Question

Area of a trapezium is 320 cm² and 16
cm and 48 cm are lengths of two
parallel sides, then the distance
between the two parallel sides is
(in cm)​

Answer 1

Answer:

Step-by-step explanation:

To attempt this question, we need to know the formula :-

$\sf{Area \ of \ Trapezium = \dfrac{1}{2} \times (Sum \ of \ Parallel \ sides) \times height}$

Now, we are given the following information :-

• Sides are 16 cm and 48 cm
• The area of the trapezium is 320 cm^2

Now, we can place it in the above formula :-

$\sf{Area \ of \ Trapezium = \dfrac{1}{2} \times (Sum \ of \ Parallel \ sides) \times height}$

$\sf{320 = \dfrac{1}{2} \times (16 + 48) \times height}$

$\sf{320 = \dfrac{1}{2} \times (64) \times height}$

$\sf{320 = 32 \times height}$

$\sf{\dfrac{320}{32} =  height}$

$\sf{10 \ cm =  height}$

So, the distance between the parallel side is 10 cm.
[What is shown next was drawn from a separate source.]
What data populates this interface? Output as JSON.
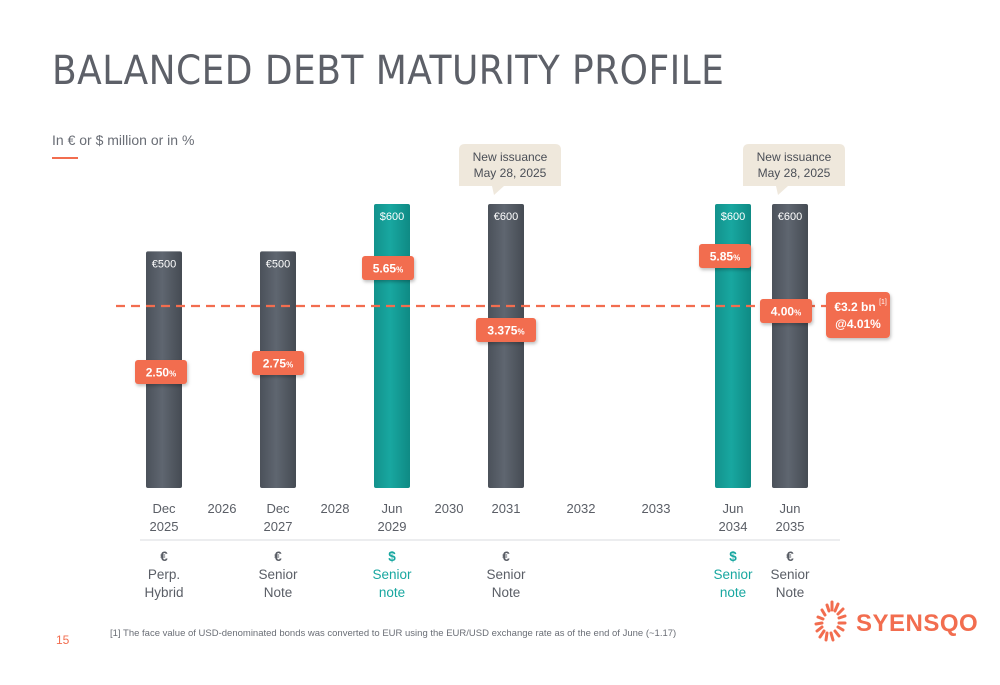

Hence, the required answer.

Answer 2

Given :-

Area of a trapezium is 320 cm² and 16  cm and 48 cm are lengths of two  parallel sides

To Find :-

Distance between them

Solution :-

Let the height be h

Area = 1/2 × (a + b) × h

320 = 1/2 × (48 + 16) × h

320 × 2 = 64 × h

640 = 64h

640/64 = h

10 = h

Hence

Distance between them is 10 cm.